In [48]:
import xml
import xml.etree.ElementTree as ET
from itertools import islice
from pprint import pprint

## PostHistory

Here is an XML file with some PostHistory entries from Meta:Outdoors. The "tree" represents the whole document (?) and the root is the node ancestor of all other nodes.

The closest thing I can find to a scehma is detailed here: http://meta.stackexchange.com/questions/2677/database-schema-documentation-for-the-public-data-dump-and-sede

Also see: http://data.stackexchange.com/stackoverflow/query/36599/show-all-types

In [4]:
tree = ET.parse("./PostHistory.xml")
root = tree.getroot()

PostHistoryTypeId 10 means Closed. The Comment in a PostHistory close should be a number containing a CloseReasonType. CloseReasonType 1 and 101 both mean "duplicate" (1 in an old schema, 101 in a new schema).

In [39]:
close_code = '10'
edit_body_code = '5'
duplicate_codes = ('1', '101')
voted_to_close = root.findall(".//row[@PostHistoryTypeId='{0}']".format(close_code))
for entry in voted_to_close:
    close_reason = entry.attrib['Comment']
    if close_reason in duplicate_codes:
        print "PostHistory ID: {0}".format(entry.attrib['Id'])
        print entry.attrib['Text']
        print entry.attrib['RevisionGUID']
        print entry.attrib['PostId']
        print entry.attrib.keys()

PostHistory ID: 361
{"OriginalQuestionIds":[165],"Voters":[{"Id":66,"DisplayName":"Rory Alsop"},{"Id":18,"DisplayName":"Kevin"}]}
2ec173a0-4a3e-48cb-a742-85c24a206e26
178
['Comment', 'PostId', 'UserId', 'PostHistoryTypeId', 'Text', 'RevisionGUID', 'CreationDate', 'Id']
PostHistory ID: 1358
{"OriginalQuestionIds":[572],"Voters":[{"Id":2653,"DisplayName":"Wills"},{"Id":-1,"DisplayName":"Community","BindingReason":{"DuplicateApprovedByAsker":""}}]}
c4e8c84c-af50-4785-9a93-88be5629181c
602
['Comment', 'PostId', 'UserId', 'PostHistoryTypeId', 'Text', 'RevisionGUID', 'CreationDate', 'Id']
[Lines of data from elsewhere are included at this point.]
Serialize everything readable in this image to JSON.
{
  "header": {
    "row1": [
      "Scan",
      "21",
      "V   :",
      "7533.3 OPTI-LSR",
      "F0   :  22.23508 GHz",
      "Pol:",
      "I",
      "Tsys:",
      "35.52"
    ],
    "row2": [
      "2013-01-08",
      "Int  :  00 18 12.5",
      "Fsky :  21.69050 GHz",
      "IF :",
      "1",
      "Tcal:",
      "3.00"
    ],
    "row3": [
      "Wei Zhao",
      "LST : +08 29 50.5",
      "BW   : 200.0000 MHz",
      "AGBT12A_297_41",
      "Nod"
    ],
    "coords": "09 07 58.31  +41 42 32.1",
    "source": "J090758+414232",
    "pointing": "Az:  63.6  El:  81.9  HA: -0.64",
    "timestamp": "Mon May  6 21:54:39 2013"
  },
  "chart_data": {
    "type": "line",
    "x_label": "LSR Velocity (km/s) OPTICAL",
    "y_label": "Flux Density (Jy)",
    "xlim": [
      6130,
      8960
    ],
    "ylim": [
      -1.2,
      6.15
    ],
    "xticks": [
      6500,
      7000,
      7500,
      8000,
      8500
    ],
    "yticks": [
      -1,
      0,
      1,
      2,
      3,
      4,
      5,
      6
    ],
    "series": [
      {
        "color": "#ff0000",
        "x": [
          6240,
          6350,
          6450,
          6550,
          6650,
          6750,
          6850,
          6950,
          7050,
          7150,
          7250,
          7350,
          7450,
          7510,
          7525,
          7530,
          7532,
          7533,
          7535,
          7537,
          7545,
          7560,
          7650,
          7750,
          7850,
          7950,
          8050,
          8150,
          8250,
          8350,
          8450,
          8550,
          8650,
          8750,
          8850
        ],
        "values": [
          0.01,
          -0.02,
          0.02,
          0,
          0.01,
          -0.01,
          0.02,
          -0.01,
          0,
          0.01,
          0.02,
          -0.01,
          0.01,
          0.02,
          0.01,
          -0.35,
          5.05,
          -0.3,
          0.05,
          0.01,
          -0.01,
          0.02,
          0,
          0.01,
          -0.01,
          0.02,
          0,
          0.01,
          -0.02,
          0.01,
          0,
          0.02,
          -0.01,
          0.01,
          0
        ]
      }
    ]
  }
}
The `Text` attribute in a PostHistory event indicating a post was closed as a duplicate is itself a JSON-formatted string describing the vote to close. It is unclear where other information relevant to the closing event is stored.
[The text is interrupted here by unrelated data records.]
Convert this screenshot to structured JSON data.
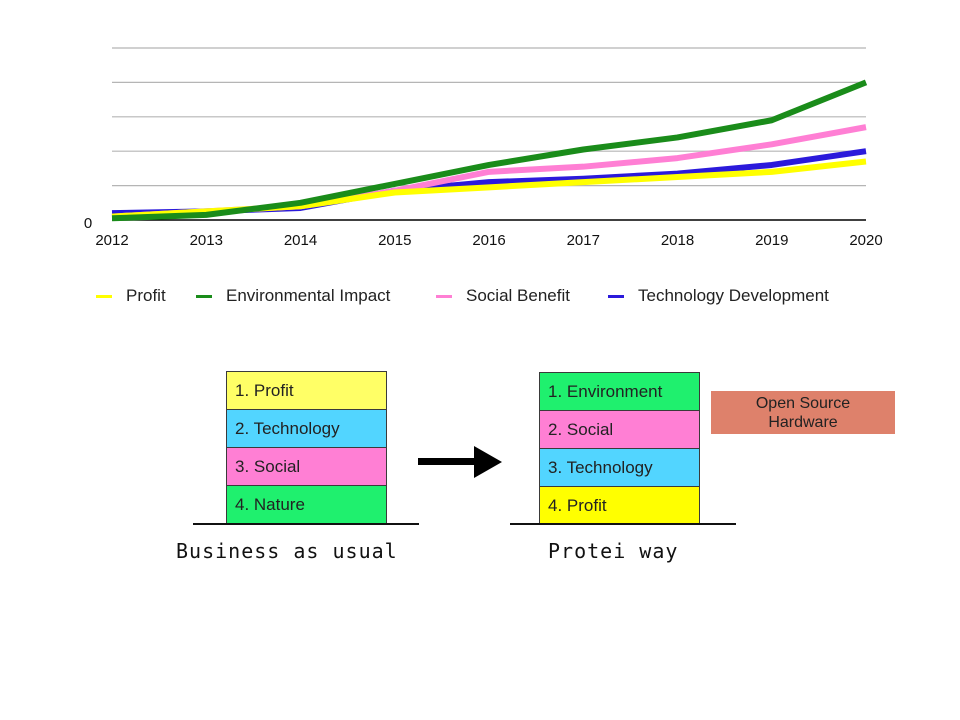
{
  "chart_data": {
    "type": "line",
    "title": "",
    "xlabel": "",
    "ylabel": "",
    "x": [
      "2012",
      "2013",
      "2014",
      "2015",
      "2016",
      "2017",
      "2018",
      "2019",
      "2020"
    ],
    "ylim": [
      0,
      5
    ],
    "y_tick_labels": [
      "0"
    ],
    "grid": true,
    "legend_position": "bottom",
    "series": [
      {
        "name": "Profit",
        "color": "#ffff00",
        "values": [
          0.1,
          0.25,
          0.4,
          0.8,
          0.95,
          1.1,
          1.25,
          1.4,
          1.7
        ]
      },
      {
        "name": "Environmental Impact",
        "color": "#1a8c1a",
        "values": [
          0.05,
          0.15,
          0.5,
          1.05,
          1.6,
          2.05,
          2.4,
          2.9,
          4.0
        ]
      },
      {
        "name": "Social Benefit",
        "color": "#ff7fd4",
        "values": [
          0.1,
          0.25,
          0.4,
          0.85,
          1.4,
          1.55,
          1.8,
          2.2,
          2.7
        ]
      },
      {
        "name": "Technology Development",
        "color": "#2b1adb",
        "values": [
          0.2,
          0.25,
          0.35,
          0.85,
          1.1,
          1.2,
          1.35,
          1.6,
          2.0
        ]
      }
    ]
  },
  "diagram": {
    "business_as_usual": {
      "caption": "Business as usual",
      "blocks": [
        {
          "label": "1. Profit",
          "color": "#ffff66"
        },
        {
          "label": "2. Technology",
          "color": "#52d5ff"
        },
        {
          "label": "3. Social",
          "color": "#ff7fd4"
        },
        {
          "label": "4. Nature",
          "color": "#1ff06e"
        }
      ]
    },
    "protei_way": {
      "caption": "Protei way",
      "blocks": [
        {
          "label": "1. Environment",
          "color": "#1ff06e"
        },
        {
          "label": "2. Social",
          "color": "#ff7fd4"
        },
        {
          "label": "3. Technology",
          "color": "#52d5ff"
        },
        {
          "label": "4. Profit",
          "color": "#ffff00"
        }
      ]
    },
    "open_source_hardware": {
      "line1": "Open Source",
      "line2": "Hardware",
      "color": "#de816b"
    }
  }
}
There is, for instance, an event populated by the Community user that adds the "Possible Duplicate" boilerplate on the post:

In [49]:
add_boilerplate = root.findall(".//row[@PostHistoryTypeId='{0}'][@Comment='insert duplicate link']".format(edit_body_code))
pprint(add_boilerplate[0].attrib)

{'Comment': 'insert duplicate link',
 'CreationDate': '2012-02-29T23:07:20.757',
 'Id': '360',
 'PostHistoryTypeId': '5',
 'PostId': '178',
 'RevisionGUID': '367d951f-bc0d-4f78-9065-abafc8b3036b',
 'Text': "> **Possible Duplicate:**  \n> [How can we drive more questions on the site?](http://meta.outdoors.stackexchange.com/questions/165/how-can-we-drive-more-questions-on-the-site)  \n\n<!-- End of automatically inserted text -->\n\nIt seems that we had a great start on this beta but now the activity is really dropping. Is this natural or something to be worried about, and if so what's the best course of action to try and get the site back on track?",
 'UserId': '-1'}


That appears to be triggered by the initial vote to close, for this post. It is also theoretically possible for a post to be *flagged* as a duplicate by a different mechanism, which conceivably would not show up in the PostHistory but in wherever the Flag histories are kept.